Se quindi i magistrati credono che la persona non sia giusto che esca e pensano invece che sia giusto, utile e civile farla morire dietro le sbarre, di una gabbia possono farlo oggi con le leggi che già ci sono. Ma in questo caso sarebbe lampante che l’ergastolo altro non è che una pena di morte somministrata senza sporcarsi le mani, senza prendersi la responsabilità di un senso della pena che è lo stesso della pena capitale.

Io poi non riesco a pensare alla possibilità che una persona, una volta accertata l’inutilità della sua detenzione, data l’età, le condizioni di salute fisica, venga fatta morire in carcere qualsiasi reato abbia commesso. Credo che il caso Priebke sia una di quelle occasioni mancate dove l’Italia poteva dare una dimostrazione di forza unica, rinunciare a continuare a punire quel simulacro di corpo: la condanna sociale del crimine è stata talmente forte che non c’era bisogno di brutali accanimenti.

Qui però si diceva che la questione riguarda una categoria di criminali che è quella degli infanticidi in particolare, su questi occorre un ergastolo particolare, un ergastolo senza possibilità di salvezza: ma è così semplice fare una categoria che metta insieme, se eventualmente le condanne verranno confermate, Annamaria Franzoni, Mario Alessi, oppure il Giuseppe Brusca con i suoi cento omicidi circa di cui uno riguardante un bambino sciolto nell’acido? Inutile ricordare che con quest’ultimo si sono applicati sconti e benefici senza tante proteste ed "indignazioni pubbliche".

Forse bisogna cominciare a capire che ragionare per categorie è un sistema che tende all’ingiustizia in ogni caso, e che forse la valutazione di un Tribunale riduce comunque il rischio di giustizia sommaria dove la reale dinamica del crimine scompare dietro una categoria.

Ma su questo c’è una forte spinta retrograda, e lo ha dimostrato da un lato Ignazio La Russa quando, parlando di questo gravissimo reato, vi ha associato come risposta il varo della ex-Cirielli, anch’essa una legge che colpisce categorie generiche, con le quali i responsabili di questo delitto hanno poco a che fare, dall’altro Livia Turco che ha lasciato passare il tutto con un silenzio che spero che in termini elettorali venga in qualche modo punito.

Un’altra mistificazione grave è stata quella di cercare nelle leggi la causa dello stato di libertà di cui godeva Mario Alessi, nonostante anche in appello gli fossero stati confermati sei anni di pena. Se la giustizia è lenta nonostante la riforma dell’Ordinamento giudiziario, è inutile pensare a modificare le leggi, a meno che non si voglia modificare un’altra volta i termini di detenzione cautelare o eliminare qualche altra garanzia per gli imputati con conseguenze tutt’altro che in linea con la Costituzione.
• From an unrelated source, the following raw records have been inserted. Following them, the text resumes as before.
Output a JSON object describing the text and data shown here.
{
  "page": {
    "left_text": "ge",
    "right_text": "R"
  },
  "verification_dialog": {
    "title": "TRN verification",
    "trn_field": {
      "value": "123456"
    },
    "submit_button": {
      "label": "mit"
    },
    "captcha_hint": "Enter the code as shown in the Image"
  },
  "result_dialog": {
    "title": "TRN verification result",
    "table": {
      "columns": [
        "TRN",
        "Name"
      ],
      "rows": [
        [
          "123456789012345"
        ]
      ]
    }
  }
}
Lo spettacolo è stato veramente brutto, e personalmente ho trovato un po’ disgustoso anche portare ad esempio il fatto che neanche i detenuti accettino questo tipo di reati e siano per la pena di morte, cosa poi non del tutto vera, la solita generalizzazione insomma.

Quello che però considero gravissimo è ancora una volta la superficialità con cui la gran parte dei politici sono rimasti intrappolati nelle sabbie mobili della pena, che è ancora vista solo come un’azione di retribuzione tra vittima e carnefice, dimenticando che essa assume davvero un senso quando va di pari passo con la condanna sociale. Non basta infatti dire quanto uno deve rimanere in carcere, serve anche un rifiuto culturale categorico di qualsiasi forma di violenza sui minori. Invece in questa società globale c’è ancora troppa disponibilità ad accettare che un bambino diventi merce preziosa per pedofili, trafficanti d’organi, ma anche sfruttamento sul lavoro o nelle guerre più sporche, tanto che, se nella risposta della politica continuano ad essere assenti dei riferimenti culturali diversi, qualsiasi pena sarà poca cosa.

In fondo la vita di Tommaso è stata rubata per pochi soldi e questo dimostra solo qual è oggi il potere del dio denaro: stare a discutere, a volte anche in termini strumentali, ormai solo di quanto e come sia lecito punire i responsabili è una cosa che deve veramente preoccuparci.